Another case for the Nasdaq is the retail trader. With many people working from home, or having no jobs, there has been an increase in people day trading the markets for money. Sports betting is also up there, and I think this will only increase as North American tournament style leagues (NHL, MLS) return. However, if you are a fund manager, tech just seems to be the place to go for value. If you think we will overcome this pandemic, then these tech companies will continue to thrive. A lot of them did not require government bailouts and can continue to operate with their employees working from home. We have already seen new highs in Facebook, Amazon, Apple, Netflix, Microsoft just to name a few. This will continue as long as the Nasdaq continues its momentum.
Something that caught my attention was the move in Gold. Many of you know I wrote a possible short trade. I was looking for a head and shoulder pattern in Gold. It did not play out and I am fine with that. There are plenty of other opportunities out there, and my trade did not trigger. This is why awaiting candles to close and breaks are important for your criteria.
1740 was a major resistance zone because it held for multiple times. We got the break above. Now take a look at the 4 hour chart above. After the break, price pulled back to 1740 and retested previous resistance now turned support. Look at the reaction. You can see buyers stepped in by the wicks and then it got even stronger with a close above the highs at 1760.
I have always maintained a bullish stance on Gold for the long term. I was thinking a pullback would occur before the larger move but this may prove to be wrong. Gold is the ultimate confidence crisis asset. People run into it when they lose confidence in governments, central banks and the fiat currency. All these are apparent now or are coming to fruition. Also, with bonds now yielding a tiny amount, fixed income traders need to make yield. Ray Dalio has said Gold could overtake bonds as the new risk off asset. It doesn’t make sense to hold bonds for that tiny amount of yield when you can put that money in Gold, which acts as a safety trade similar to bonds, but have a chance to make yield because Gold can move over 3% in a month (can actually happen in one day given these market environments).
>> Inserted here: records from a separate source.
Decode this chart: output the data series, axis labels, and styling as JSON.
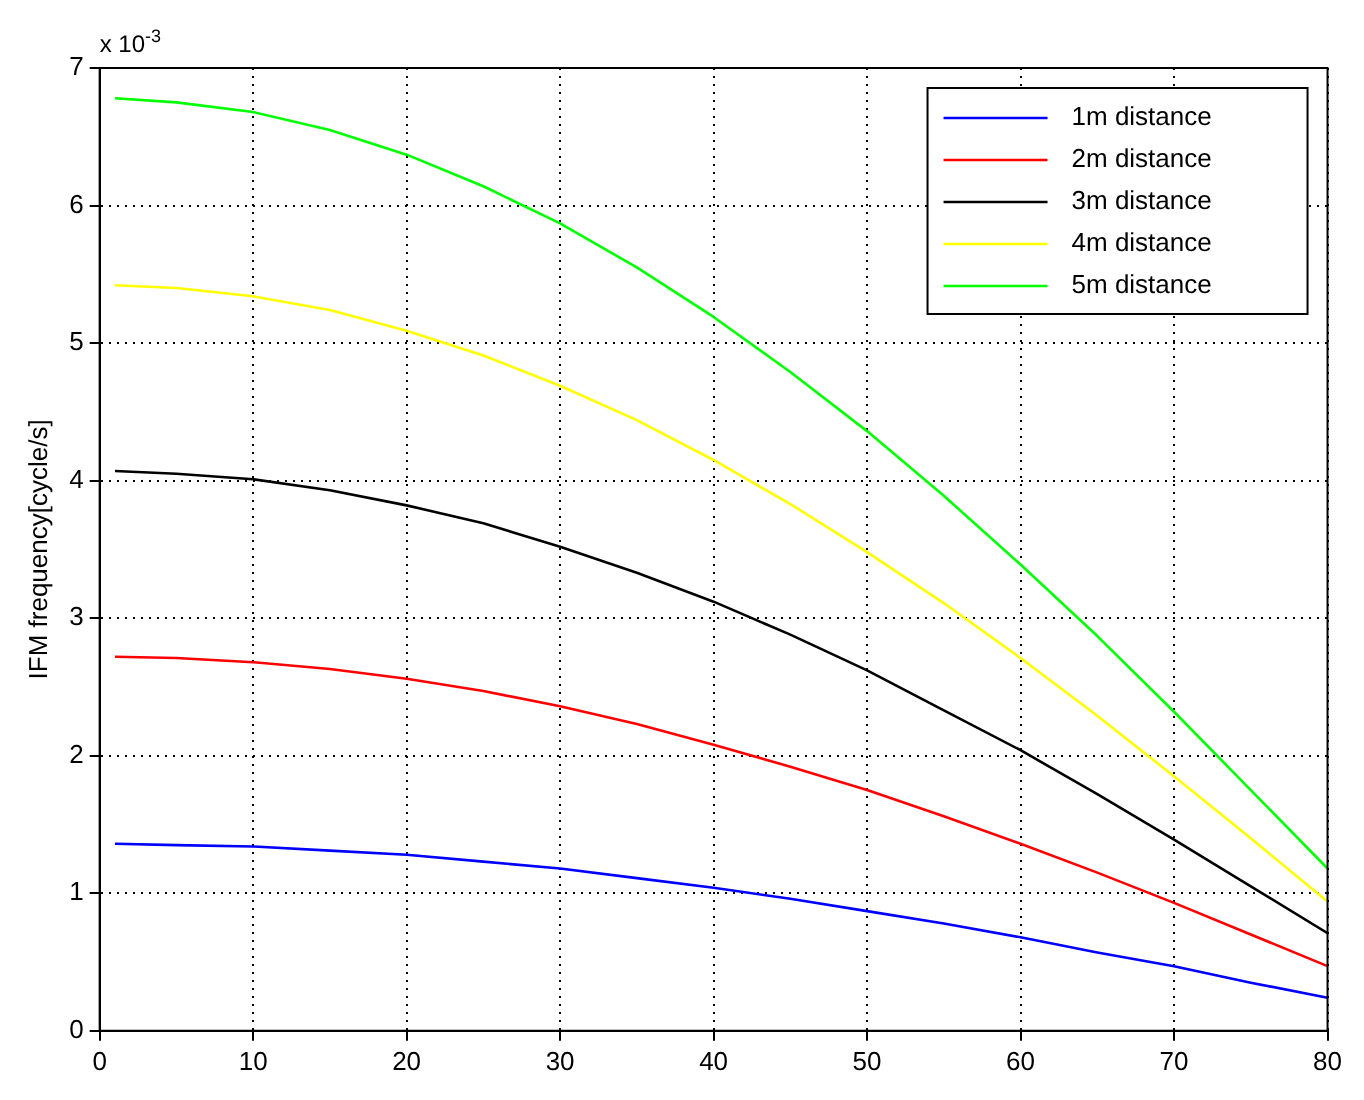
{
  "chart_data": {
    "type": "line",
    "ylabel": "IFM frequency[cycle/s]",
    "annotations": [
      "x 10$^{-3}$"
    ],
    "x": [
      1,
      5,
      10,
      15,
      20,
      25,
      30,
      35,
      40,
      45,
      50,
      55,
      60,
      65,
      70,
      75,
      80
    ],
    "series": [
      {
        "name": "1m distance",
        "color": "#0000ff",
        "values": [
          1.36,
          1.35,
          1.34,
          1.31,
          1.28,
          1.23,
          1.18,
          1.11,
          1.04,
          0.96,
          0.87,
          0.78,
          0.68,
          0.57,
          0.47,
          0.35,
          0.24
        ]
      },
      {
        "name": "2m distance",
        "color": "#ff0000",
        "values": [
          2.72,
          2.71,
          2.68,
          2.63,
          2.56,
          2.47,
          2.36,
          2.23,
          2.08,
          1.92,
          1.75,
          1.56,
          1.36,
          1.15,
          0.93,
          0.7,
          0.47
        ]
      },
      {
        "name": "3m distance",
        "color": "#000000",
        "values": [
          4.07,
          4.05,
          4.01,
          3.93,
          3.82,
          3.69,
          3.52,
          3.33,
          3.12,
          2.88,
          2.62,
          2.33,
          2.04,
          1.72,
          1.39,
          1.05,
          0.71
        ]
      },
      {
        "name": "4m distance",
        "color": "#ffff00",
        "values": [
          5.42,
          5.4,
          5.34,
          5.24,
          5.09,
          4.91,
          4.69,
          4.44,
          4.15,
          3.83,
          3.48,
          3.11,
          2.71,
          2.29,
          1.85,
          1.4,
          0.94
        ]
      },
      {
        "name": "5m distance",
        "color": "#00ff00",
        "values": [
          6.78,
          6.75,
          6.68,
          6.55,
          6.37,
          6.14,
          5.87,
          5.55,
          5.19,
          4.79,
          4.36,
          3.89,
          3.39,
          2.87,
          2.32,
          1.75,
          1.18
        ]
      }
    ],
    "xlim": [
      0,
      80
    ],
    "xticks": [
      0,
      10,
      20,
      30,
      40,
      50,
      60,
      70,
      80
    ],
    "ylim": [
      0,
      7
    ],
    "yticks": [
      0,
      1,
      2,
      3,
      4,
      5,
      6,
      7
    ],
    "grid": true,
    "legend": "top right",
    "marker": "none",
    "line_style": "solid"
  }
}
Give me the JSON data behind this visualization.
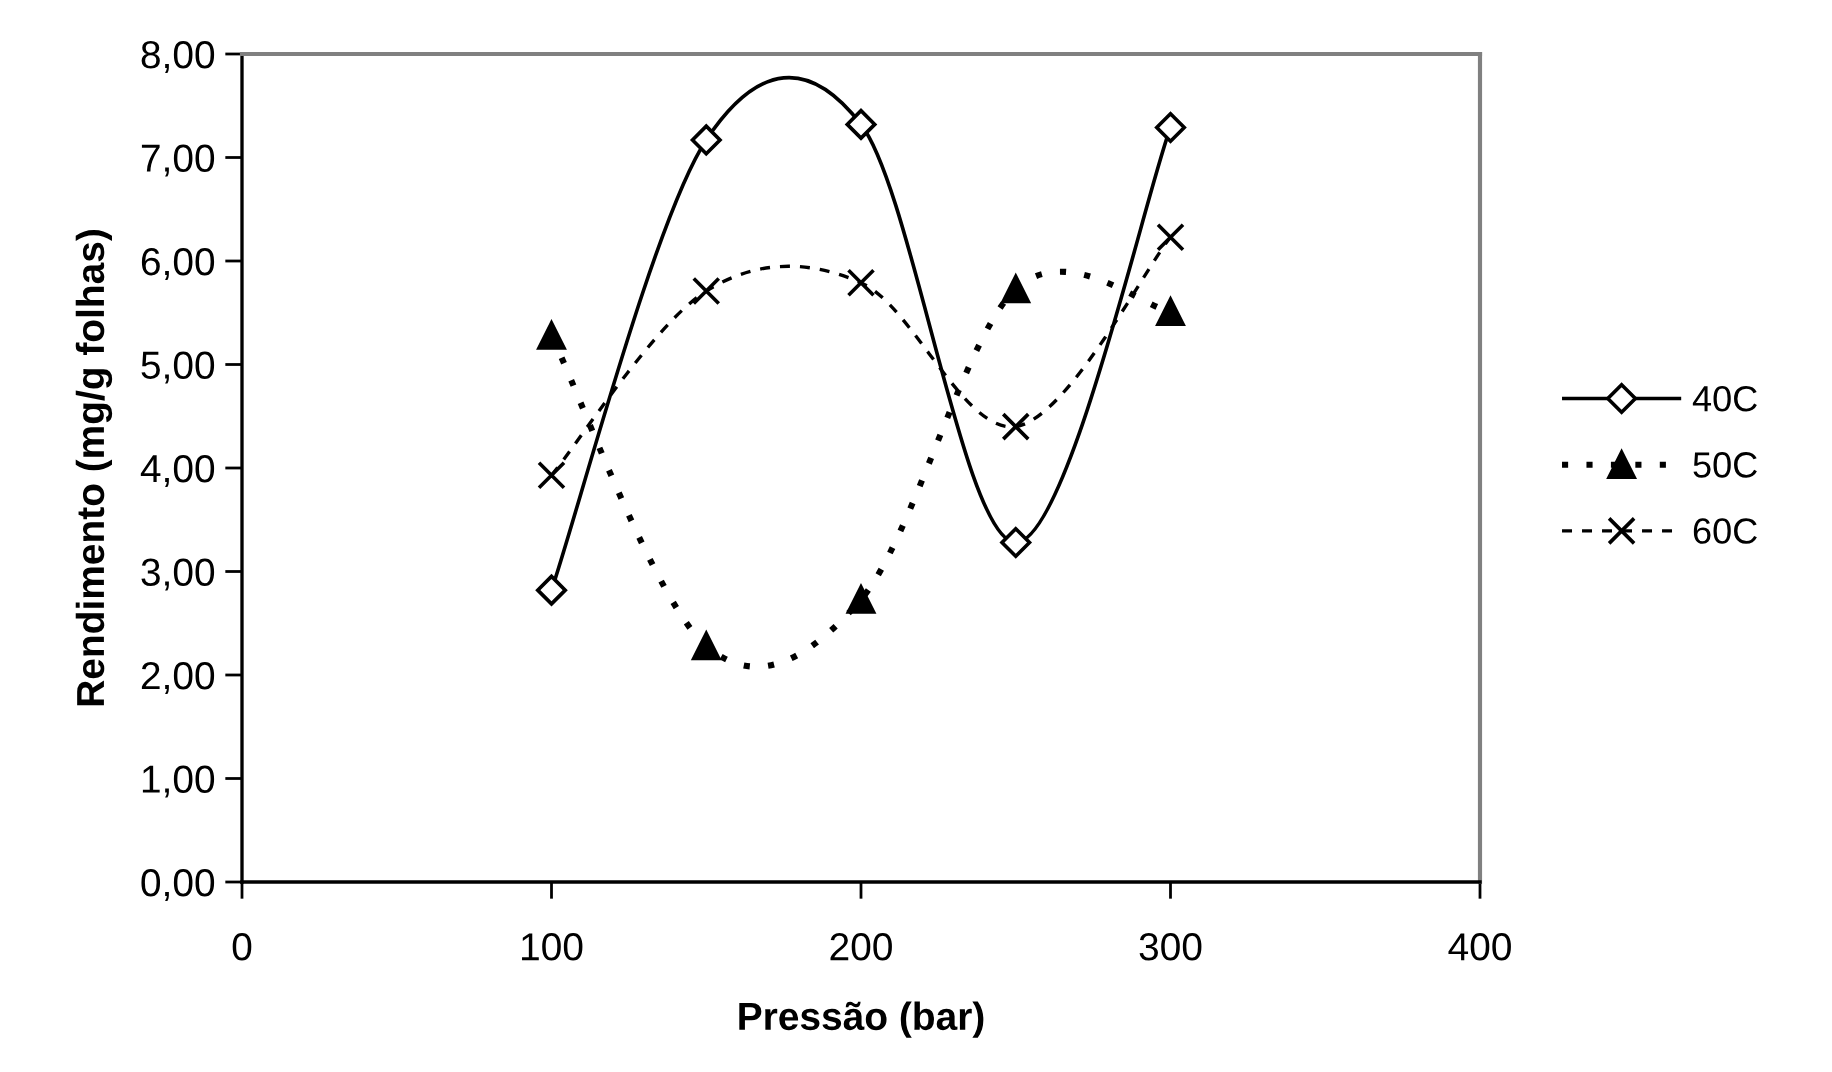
{
  "chart_data": {
    "type": "line",
    "xlabel": "Pressão (bar)",
    "ylabel": "Rendimento (mg/g folhas)",
    "x": [
      100,
      150,
      200,
      250,
      300
    ],
    "series": [
      {
        "name": "40C",
        "color": "#000000",
        "values": [
          2.82,
          7.17,
          7.32,
          3.28,
          7.29
        ],
        "marker": "diamond",
        "line_style": "solid"
      },
      {
        "name": "50C",
        "color": "#000000",
        "values": [
          5.28,
          2.28,
          2.73,
          5.73,
          5.51
        ],
        "marker": "triangle",
        "line_style": "dotted"
      },
      {
        "name": "60C",
        "color": "#000000",
        "values": [
          3.93,
          5.71,
          5.79,
          4.4,
          6.23
        ],
        "marker": "cross",
        "line_style": "dashed"
      }
    ],
    "xlim": [
      0,
      400
    ],
    "xticks": [
      0,
      100,
      200,
      300,
      400
    ],
    "ylim": [
      0,
      8
    ],
    "yticks": [
      {
        "value": 0,
        "label": "0,00"
      },
      {
        "value": 1,
        "label": "1,00"
      },
      {
        "value": 2,
        "label": "2,00"
      },
      {
        "value": 3,
        "label": "3,00"
      },
      {
        "value": 4,
        "label": "4,00"
      },
      {
        "value": 5,
        "label": "5,00"
      },
      {
        "value": 6,
        "label": "6,00"
      },
      {
        "value": 7,
        "label": "7,00"
      },
      {
        "value": 8,
        "label": "8,00"
      }
    ],
    "grid": false,
    "legend": "right"
  }
}
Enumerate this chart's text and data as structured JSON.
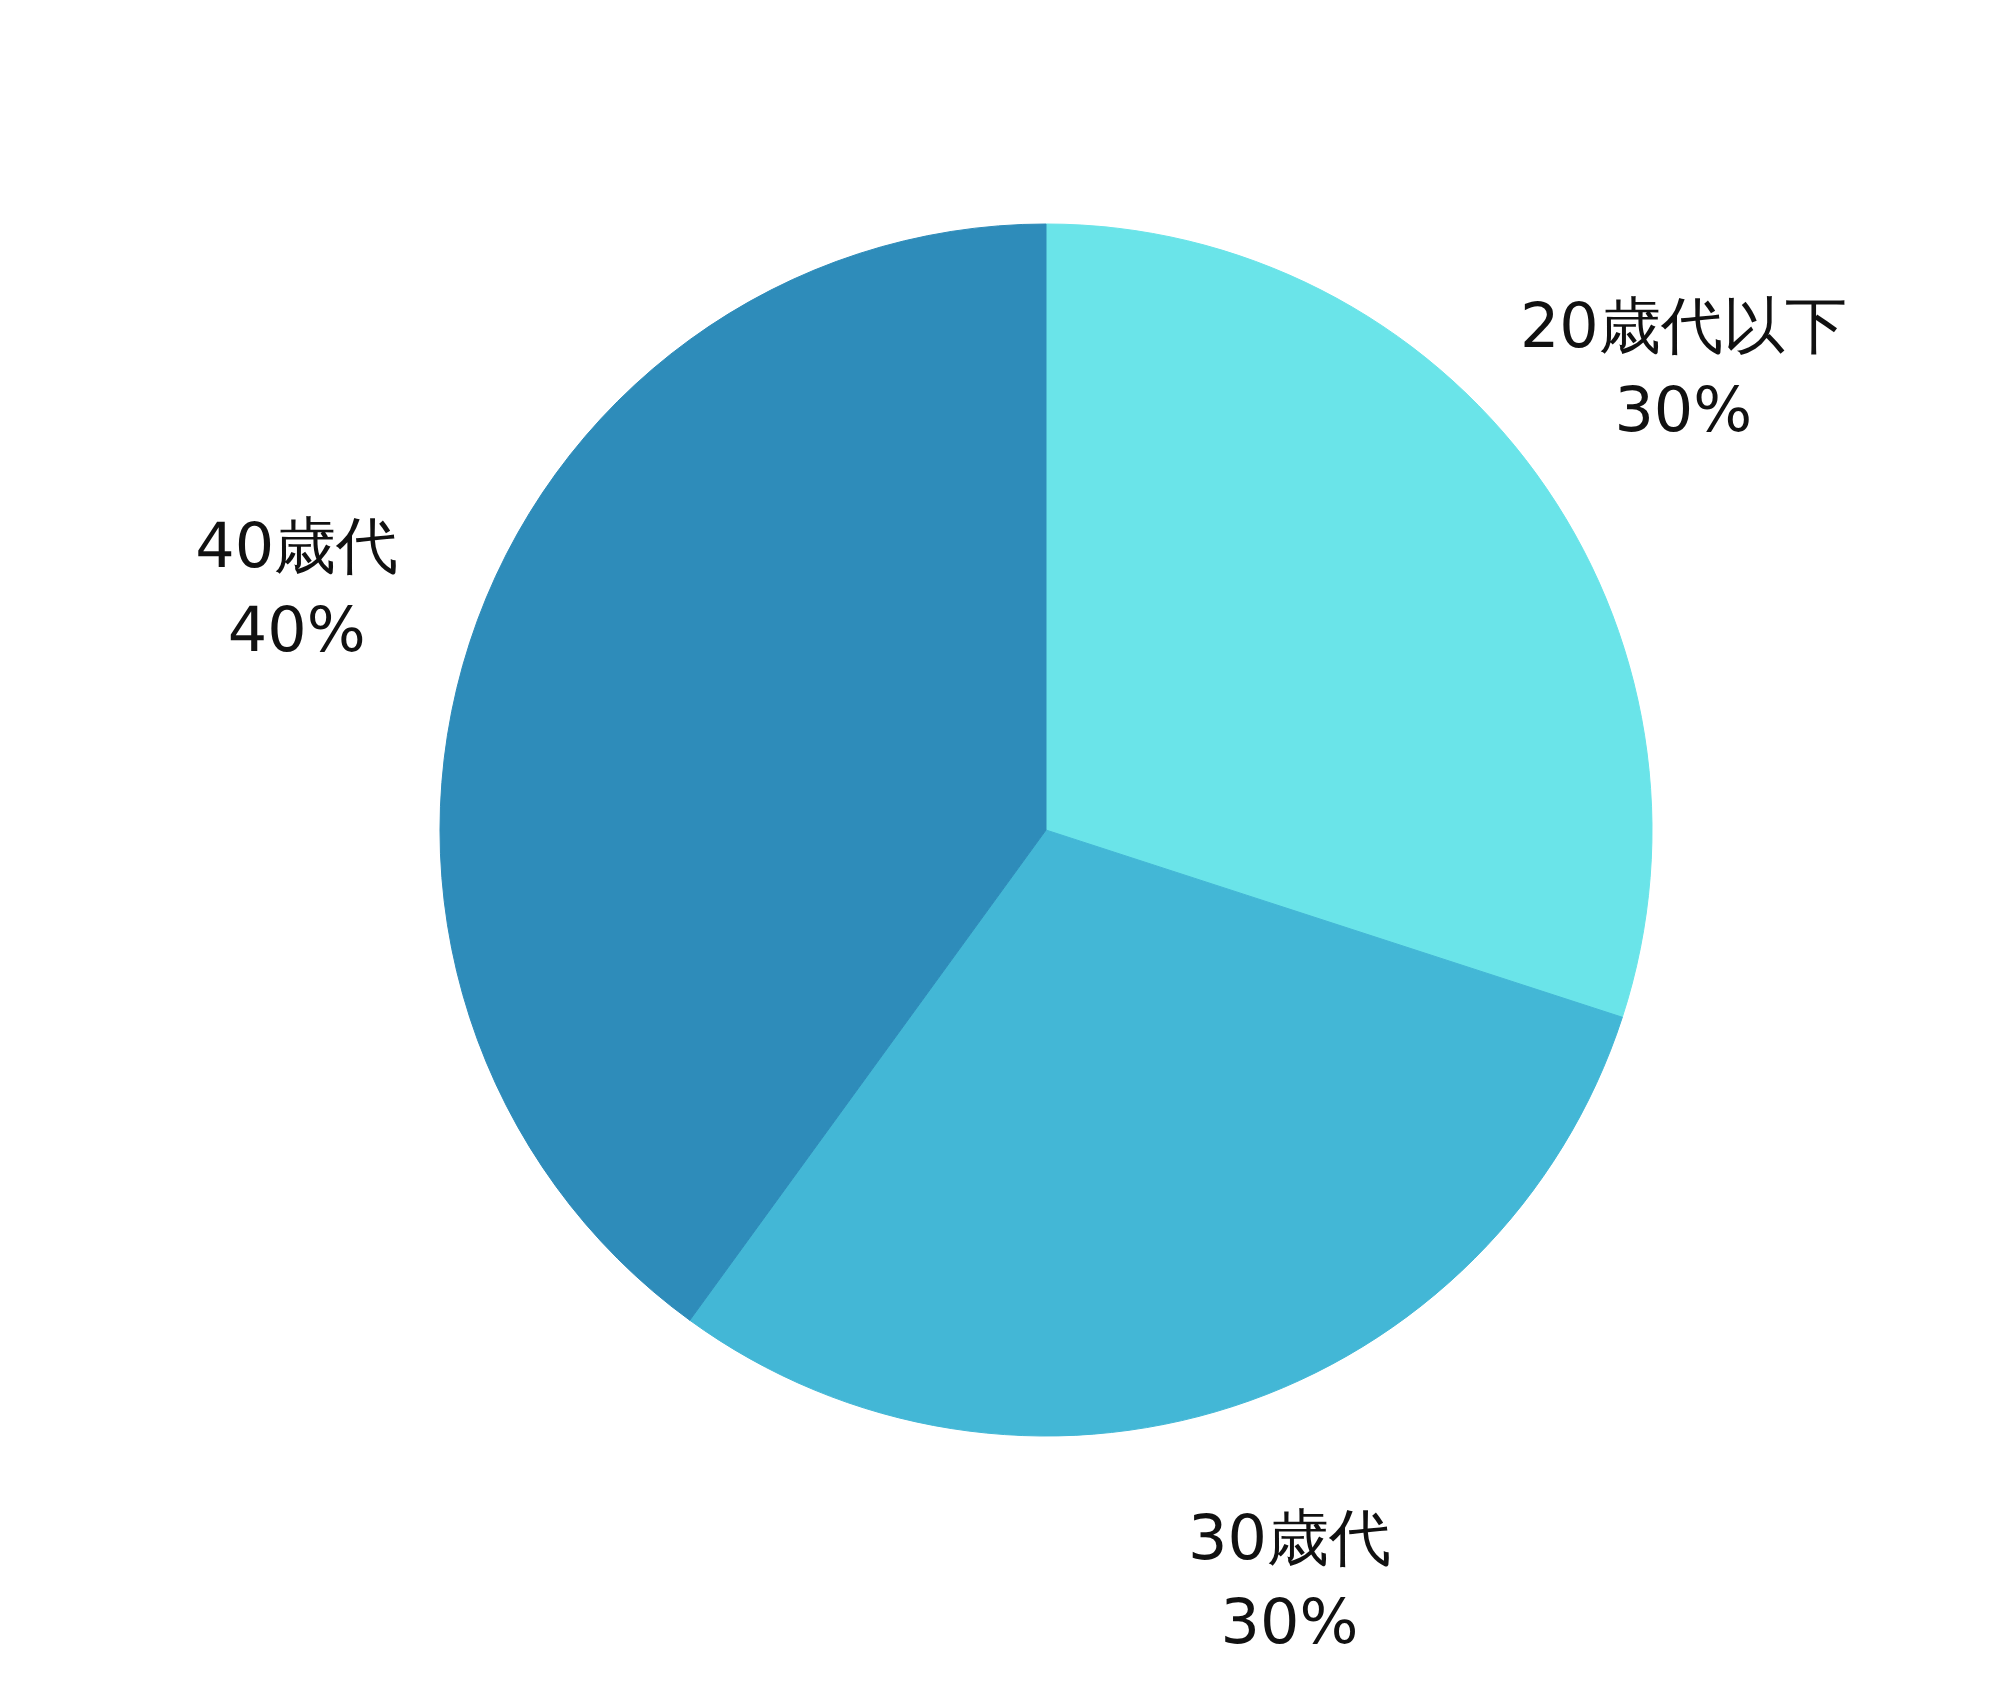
{
  "chart_data": {
    "type": "pie",
    "categories": [
      "20歳代以下",
      "30歳代",
      "40歳代"
    ],
    "values": [
      30,
      30,
      40
    ],
    "value_labels": [
      "30%",
      "30%",
      "40%"
    ],
    "colors": [
      "#6ae4e9",
      "#43b7d6",
      "#2e8cba"
    ]
  }
}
The next levels on Gold I have on watch are 1780-90, which was a resistance zone multiple times in the past, and then the big one, the all time highs at around 1920. I do think Gold will make all time highs eventually, I just did not think it could happen as quickly as this year. We will keep our tabs on this, and of course the Gold miners. Our GDX call is still on track and technically we are still in the beginnings of a GDX bull market.